A2A: When Agents Need to Talk to Each Other
MCP solves the model-to-tool problem. A different problem emerged as agent deployments scaled: agents need to talk to other agents.
In April 2025, Google published the Agent-to-Agent (A2A) protocol — with backing from 50+ companies including Salesforce, SAP, Deloitte, and Accenture.
The problem A2A addresses is agent orchestration at scale. Imagine a procurement agent that needs to check inventory (inventory agent), get pricing (pricing agent), and approve the order (approval agent). How do those agents find each other? How does one agent hand a task to another and get the result back? How do you handle authentication between agents that may be built by different teams on different platforms?
A2A answers these questions with an HTTP-based protocol where:
- Each agent publishes an Agent Card — a JSON document describing its capabilities, the tasks it can handle, and how to call it
- Agents communicate via tasks — structured requests with defined states (submitted, working, completed, failed)

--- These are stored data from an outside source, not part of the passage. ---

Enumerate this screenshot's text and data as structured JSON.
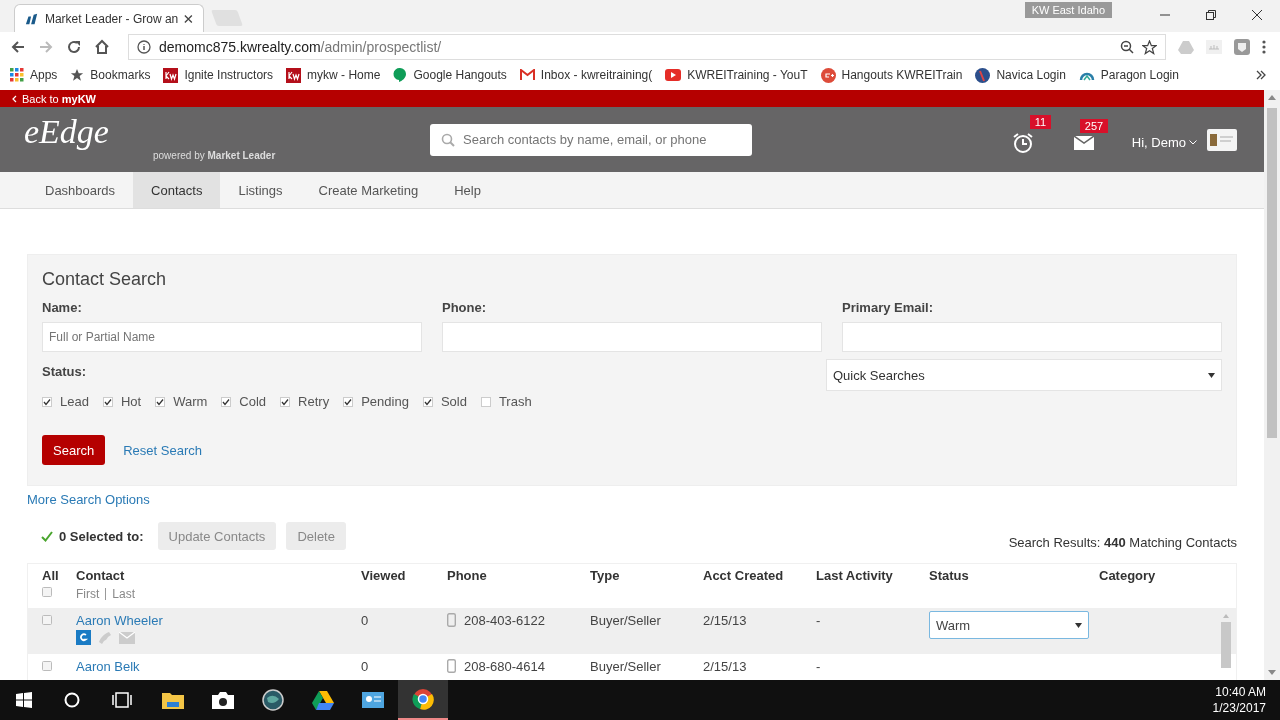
{
  "browser": {
    "tab_title": "Market Leader - Grow an",
    "profile": "KW East Idaho",
    "url_host": "demomc875.kwrealty.com",
    "url_path": "/admin/prospectlist/"
  },
  "bookmarks": [
    {
      "label": "Apps",
      "kind": "apps"
    },
    {
      "label": "Bookmarks",
      "kind": "star"
    },
    {
      "label": "Ignite Instructors",
      "kind": "kw"
    },
    {
      "label": "mykw - Home",
      "kind": "kw"
    },
    {
      "label": "Google Hangouts",
      "kind": "hangouts"
    },
    {
      "label": "Inbox - kwreitraining(",
      "kind": "gmail"
    },
    {
      "label": "KWREITraining - YouT",
      "kind": "youtube"
    },
    {
      "label": "Hangouts KWREITrain",
      "kind": "gplus"
    },
    {
      "label": "Navica Login",
      "kind": "navica"
    },
    {
      "label": "Paragon Login",
      "kind": "paragon"
    }
  ],
  "back_link": "Back to **myKW**",
  "header": {
    "logo": "eEdge",
    "powered": "powered by **Market Leader**",
    "search_placeholder": "Search contacts by name, email, or phone",
    "alarm_count": "11",
    "mail_count": "257",
    "greeting": "Hi, Demo"
  },
  "nav": [
    {
      "label": "Dashboards",
      "selected": false
    },
    {
      "label": "Contacts",
      "selected": true
    },
    {
      "label": "Listings",
      "selected": false
    },
    {
      "label": "Create Marketing",
      "selected": false
    },
    {
      "label": "Help",
      "selected": false
    }
  ],
  "contact_search": {
    "title": "Contact Search",
    "fields": [
      {
        "label": "Name:",
        "placeholder": "Full or Partial Name"
      },
      {
        "label": "Phone:"
      },
      {
        "label": "Primary Email:"
      }
    ],
    "status_label": "Status:",
    "statuses": [
      {
        "label": "Lead",
        "checked": true
      },
      {
        "label": "Hot",
        "checked": true
      },
      {
        "label": "Warm",
        "checked": true
      },
      {
        "label": "Cold",
        "checked": true
      },
      {
        "label": "Retry",
        "checked": true
      },
      {
        "label": "Pending",
        "checked": true
      },
      {
        "label": "Sold",
        "checked": true
      },
      {
        "label": "Trash",
        "checked": false
      }
    ],
    "quick_searches": "Quick Searches",
    "search_button": "Search",
    "reset_link": "Reset Search"
  },
  "more_options": "More Search Options",
  "selection": {
    "count_text": "0 Selected to:",
    "buttons": [
      {
        "label": "Update Contacts",
        "disabled": true
      },
      {
        "label": "Delete",
        "disabled": true
      }
    ],
    "results": "Search Results: **440** Matching Contacts"
  },
  "table": {
    "columns": [
      "All",
      "Contact",
      "Viewed",
      "Phone",
      "Type",
      "Acct Created",
      "Last Activity",
      "Status",
      "Category"
    ],
    "sub_labels": [
      "First",
      "Last"
    ],
    "all_checked": false,
    "rows": [
      {
        "name": "Aaron Wheeler",
        "viewed": "0",
        "phone": "208-403-6122",
        "type": "Buyer/Seller",
        "created": "2/15/13",
        "last_activity": "-",
        "status": "Warm",
        "checked": false,
        "highlighted": true,
        "show_icons": true
      },
      {
        "name": "Aaron Belk",
        "viewed": "0",
        "phone": "208-680-4614",
        "type": "Buyer/Seller",
        "created": "2/15/13",
        "last_activity": "-",
        "checked": false,
        "highlighted": false,
        "show_icons": false
      }
    ]
  },
  "taskbar": {
    "apps": [
      {
        "kind": "explorer",
        "active": false
      },
      {
        "kind": "camera",
        "active": false
      },
      {
        "kind": "globe",
        "active": false
      },
      {
        "kind": "drive",
        "active": false
      },
      {
        "kind": "card",
        "active": false
      },
      {
        "kind": "chrome",
        "active": true
      }
    ],
    "time": "10:40 AM",
    "date": "1/23/2017"
  }
}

- Results are returned as artifacts — structured outputs that the receiving agent can parse
// An Agent Card — how an agent advertises itself
{
"name": "inventory-agent",
"description": "Checks product inventory and availability",
"url": "https://internal.company.com/agents/inventory",
"version": "1.0.0",
"capabilities": {
"streaming": true,
"pushNotifications": false
},
"skills": [
{
"id": "check_inventory",
"name": "Check Inventory",
"description": "Returns current stock levels for a given product ID",
"inputModes": ["text"],
"outputModes": ["text", "data"]
}
]
}
# Calling another agent via A2A
import httpx
async def check_inventory(product_id: str) -> dict:
async with httpx.AsyncClient() as client:
response = await client.post(
"https://internal.company.com/agents/inventory",
json={
"id": "task-001",
"message": {
"role": "user",
"parts": [{"text": f"Check inventory for product {product_id}"}]
}
}
)
return response.json()
The practical goal is an ecosystem where enterprise AI agents can be discovered, composed, and orchestrated — regardless of which model they use or which platform they’re deployed on.

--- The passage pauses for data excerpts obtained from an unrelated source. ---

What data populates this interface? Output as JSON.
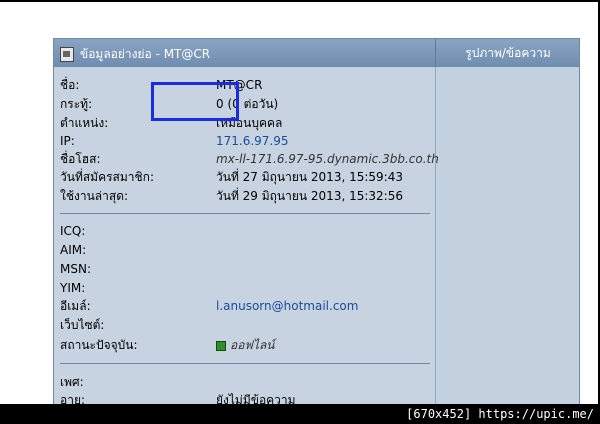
{
  "panel": {
    "title": "ข้อมูลอย่างย่อ - MT@CR",
    "right_header": "รูปภาพ/ข้อความ"
  },
  "profile": [
    {
      "label": "ชื่อ:",
      "value": "MT@CR"
    },
    {
      "label": "กระทู้:",
      "value": "0 (0 ต่อวัน)"
    },
    {
      "label": "ตำแหน่ง:",
      "value": "เหมือนบุคคล"
    },
    {
      "label": "IP:",
      "value": "171.6.97.95"
    },
    {
      "label": "ชื่อโฮส:",
      "value": "mx-ll-171.6.97-95.dynamic.3bb.co.th"
    },
    {
      "label": "วันที่สมัครสมาชิก:",
      "value": "วันที่ 27 มิถุนายน 2013, 15:59:43"
    },
    {
      "label": "ใช้งานล่าสุด:",
      "value": "วันที่ 29 มิถุนายน 2013, 15:32:56"
    }
  ],
  "contacts": [
    {
      "label": "ICQ:",
      "value": ""
    },
    {
      "label": "AIM:",
      "value": ""
    },
    {
      "label": "MSN:",
      "value": ""
    },
    {
      "label": "YIM:",
      "value": ""
    },
    {
      "label": "อีเมล์:",
      "value": "l.anusorn@hotmail.com"
    },
    {
      "label": "เว็บไซต์:",
      "value": ""
    },
    {
      "label": "สถานะปัจจุบัน:",
      "value": "ออฟไลน์"
    }
  ],
  "extra": [
    {
      "label": "เพศ:",
      "value": ""
    },
    {
      "label": "อายุ:",
      "value": "ยังไม่มีข้อความ"
    }
  ],
  "caption": "[670x452] https://upic.me/",
  "colors": {
    "header": "#6f8db0",
    "panel": "#c7d3e1",
    "highlight": "#1b2be0",
    "link": "#1a4d9c"
  }
}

MCP vs A2A: Not the Same Problem
These two protocols are often mentioned together but solve different things:
| MCP | A2A | |
|---|---|---|
| What connects | Model ↔ Tool | Agent ↔ Agent |
| Direction | Model calls tool | Agent delegates to agent |
| State | Stateless tool calls | Stateful task lifecycle |
| Discovery | Config file | Agent cards (URL-addressable) |
| Who built it | Anthropic | Google (+ 50 partners) |
| Adoption | Widespread (late 2024–2025) | Growing (2025–2026) |
They’re complementary. An agent built with MCP (to call tools) might also implement A2A (to receive tasks from other agents and delegate subtasks to specialized agents). The two protocols operate at different layers of the stack.
Why This Matters
The boring answer is that standards reduce integration work. The more interesting answer is that MCP and A2A are laying the foundation for a world where AI capabilities are composable — where you can snap together models, tools, and agents built by different teams the same way you snap together APIs.

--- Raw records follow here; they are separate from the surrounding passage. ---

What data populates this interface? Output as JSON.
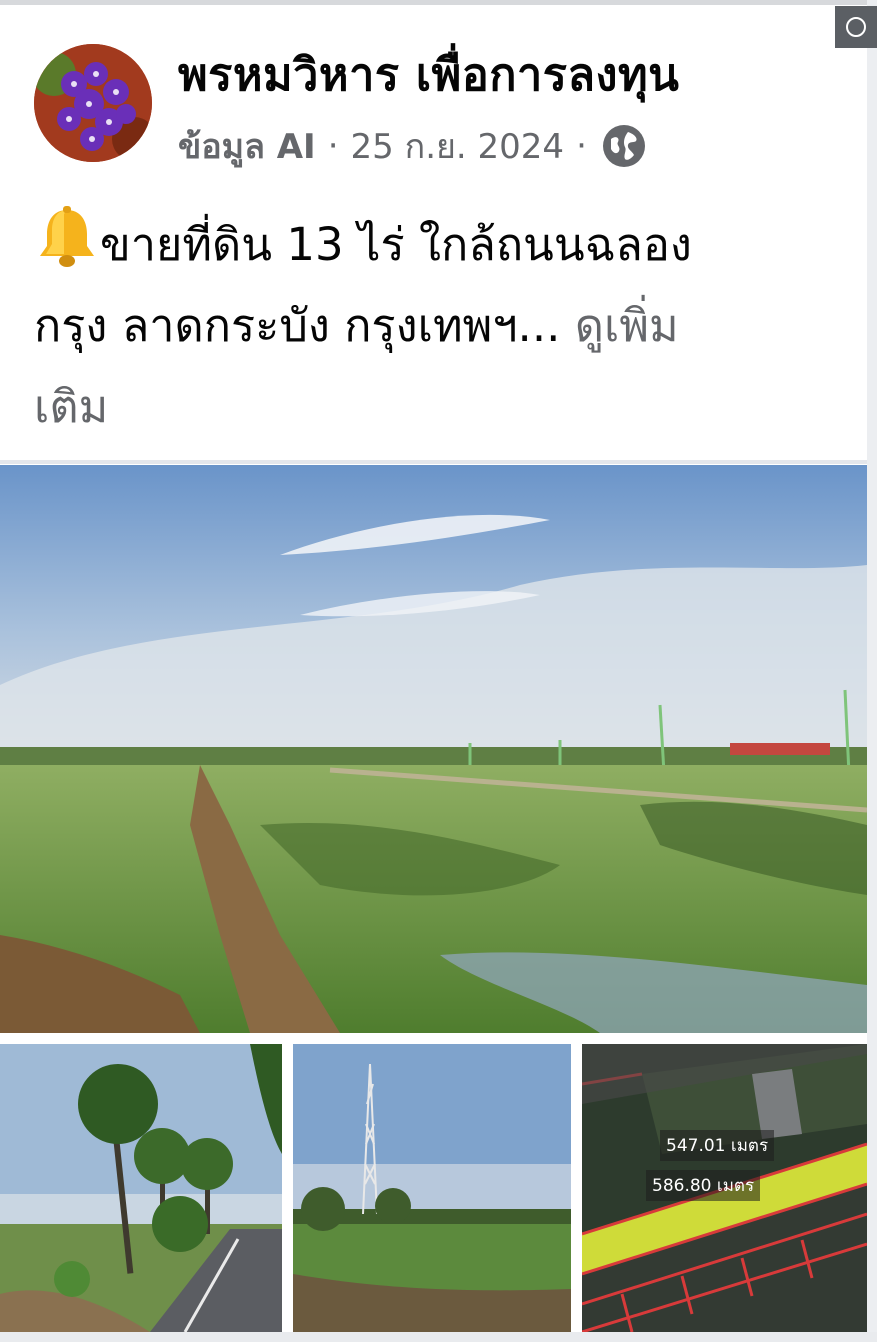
{
  "post": {
    "page_name": "พรหมวิหาร เพื่อการลงทุน",
    "author_label": "ข้อมูล AI",
    "separator": "·",
    "date": "25 ก.ย. 2024",
    "audience_icon": "globe-icon",
    "caption_icon": "bell-icon",
    "caption_line1": "ขายที่ดิน 13 ไร่ ใกล้ถนนฉลอง",
    "caption_line2": "กรุง ลาดกระบัง กรุงเทพฯ...",
    "see_more": "ดูเพิ่ม",
    "see_more_line2": "เติม"
  },
  "photos": {
    "main": "rice-field-photo",
    "thumbs": [
      "palm-trees-roadside-photo",
      "cell-tower-field-photo",
      "satellite-map-photo"
    ]
  },
  "map": {
    "label_width": "547.01 เมตร",
    "label_length": "586.80 เมตร"
  },
  "colors": {
    "text_primary": "#050505",
    "text_secondary": "#65676b",
    "divider": "#e4e6eb"
  }
}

Whether A2A achieves the same adoption as MCP remains to be seen. Google’s enterprise backing gives it credibility. Anthropic’s developer-first rollout of MCP gave it momentum. What both protocols share is the recognition that the proliferation of AI systems eventually requires a common language — and that whoever defines that language early shapes the architecture of what gets built next.